Zo hebben mensen God leren kennen, tegen twijfel en aanvechting aan. Zo mag u Hem ook leren kennen. Zo mag ik Hem aanprijzen vanavond. Zoals Hij mij door het water van de doop heen, vaste grond onder de voeten gegeven heeft. Een begaanbare weg, vaste grond onder de voeten. Zijn vaste beloften, van troost en kracht. De vaste beloften van Zijn hulp en uitredding. Hij een weg weet, terwijl je die niet ziet. Vaste beloften van Zijn genade en vergeving, wijsheid en zorg.

Wonderlijk, maar waar gemeente, om Gods daden en werken op de derde dag, dat je toch ja toch wanneer de watervloeden en stormen over je leven heengaan en dreigt weg te zinken dat je het toch leert belijden en kunt zeggen: ik heb de vaste grond gevonden in mijn God, in de vastheid van Zijn beloften, in de vastheid van het volbrachte werk van Christus. Dat is God, de God die trouw is aan Zijn Scheppingswerk op de derde dag. Vaste grond onder de voeten geeft, Hij zelf, Zijn vaste beloften in allerlei omstandigheden van je leven. Zodat er toch een pad is, toch het droge is.

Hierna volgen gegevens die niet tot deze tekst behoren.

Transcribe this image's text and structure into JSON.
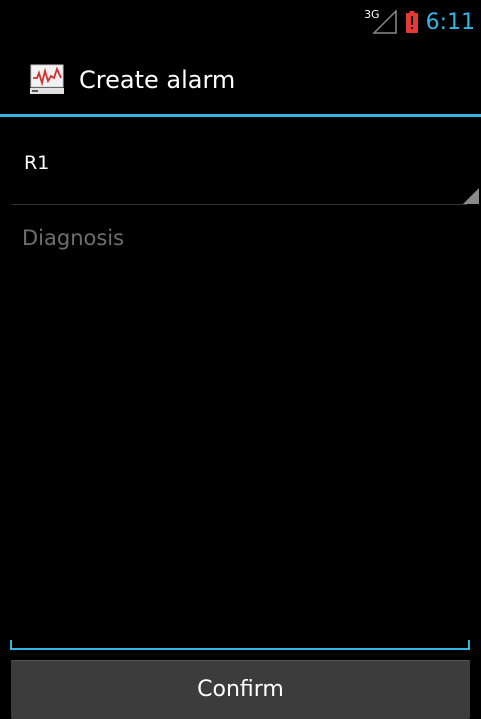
{
  "status_bar": {
    "network_type": "3G",
    "time": "6:11",
    "icons": [
      "signal-icon",
      "battery-alert-icon"
    ]
  },
  "action_bar": {
    "app_icon": "monitor-graph-icon",
    "title": "Create alarm"
  },
  "form": {
    "spinner_value": "R1",
    "diagnosis_placeholder": "Diagnosis",
    "diagnosis_value": ""
  },
  "confirm_button": {
    "label": "Confirm"
  },
  "colors": {
    "accent": "#33b5e5",
    "background": "#000000",
    "button": "#3c3c3c",
    "hint_text": "#6e6e6e",
    "battery_alert": "#e53935"
  }
}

Stormen, hoge golven mogen woeden, de een kent ze meer dan de ander, wat is daar een verschil in, maar wie of wat we ook zijn, stormen en golven van onze zonden en tekorten en ongehoorzaamheid tegenover God. Golven van ongeloof, vijandschap, tegen God en tegen Zijn wet. Golven van zonden en tekort tegenover medemens. God niet volmaakt lief en ook medemens niet volmaakt lief. Er zijn momenten in je leven dat het op je af komt. Terugkijkt, als je jong bent, als je oud bent, je leven bedreigd gaat worden. Balans naar God toe, je Schepper. Golven van schuld tegenover God. Dichter van Psalm 65 belijden: een stroom, golven van ongerechtigheid hadden de overhand op mij.

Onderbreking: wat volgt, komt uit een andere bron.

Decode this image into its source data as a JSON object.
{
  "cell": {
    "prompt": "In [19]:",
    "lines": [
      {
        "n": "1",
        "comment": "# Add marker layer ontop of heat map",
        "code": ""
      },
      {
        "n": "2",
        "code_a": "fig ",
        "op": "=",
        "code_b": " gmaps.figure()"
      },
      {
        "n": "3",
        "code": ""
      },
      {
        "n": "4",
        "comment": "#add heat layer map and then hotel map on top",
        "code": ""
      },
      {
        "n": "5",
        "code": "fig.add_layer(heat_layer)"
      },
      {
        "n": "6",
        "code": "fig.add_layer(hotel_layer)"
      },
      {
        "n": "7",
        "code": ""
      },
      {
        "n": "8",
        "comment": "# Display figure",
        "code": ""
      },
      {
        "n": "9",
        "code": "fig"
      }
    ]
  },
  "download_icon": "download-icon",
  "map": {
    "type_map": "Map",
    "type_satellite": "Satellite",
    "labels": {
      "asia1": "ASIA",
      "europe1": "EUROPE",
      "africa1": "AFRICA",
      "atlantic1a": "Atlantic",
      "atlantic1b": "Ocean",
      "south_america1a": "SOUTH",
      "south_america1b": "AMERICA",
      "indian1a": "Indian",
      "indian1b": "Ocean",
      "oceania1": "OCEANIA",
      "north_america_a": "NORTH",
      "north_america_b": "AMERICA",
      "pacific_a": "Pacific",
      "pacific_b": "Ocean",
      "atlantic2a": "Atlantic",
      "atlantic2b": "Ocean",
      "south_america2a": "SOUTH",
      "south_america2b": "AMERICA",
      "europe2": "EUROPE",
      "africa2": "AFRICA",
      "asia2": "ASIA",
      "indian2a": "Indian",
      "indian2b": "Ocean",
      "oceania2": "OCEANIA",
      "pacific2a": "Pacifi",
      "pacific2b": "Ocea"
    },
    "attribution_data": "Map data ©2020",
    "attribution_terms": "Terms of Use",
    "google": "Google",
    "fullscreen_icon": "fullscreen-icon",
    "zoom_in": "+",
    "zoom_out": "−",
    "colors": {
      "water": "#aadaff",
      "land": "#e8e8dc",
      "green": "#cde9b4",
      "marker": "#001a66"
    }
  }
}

Die momenten, gemeente en jongelui, zijn er in ons leven. Die momenten en tijden kunnen en mogen niet gemist worden. Waar brengen ze ons? Naar de dood, dreigen daarin om te komen, in het oordeel van God. Leven heeft een begin en eind. Als Schepsel moet ik verantwoording afleggen tegenover de Schepper. Hoe dan in dat oordeel kunnen bestaan? Golven van zonden en tekort slepen me mee naar Zijn veroordeling, toorn. Je zult de Heere wat dat betreft gelijk moeten geven dat het daar naar toe gaat. Dat dat het bittere einde is, als het van ons afhangt. Heilige Geest ons allen moet leren, meer en meer. Komt de vraag ,naar je toe, levensvraag en stervensvraag: kan ik deze golven en stormen tot bedaren brengen? In deze golven en stormen vaste grond onder de voeten? O nee, niet in onszelf, niet in eigen kracht, niet in nette leven, goede bedoelingen.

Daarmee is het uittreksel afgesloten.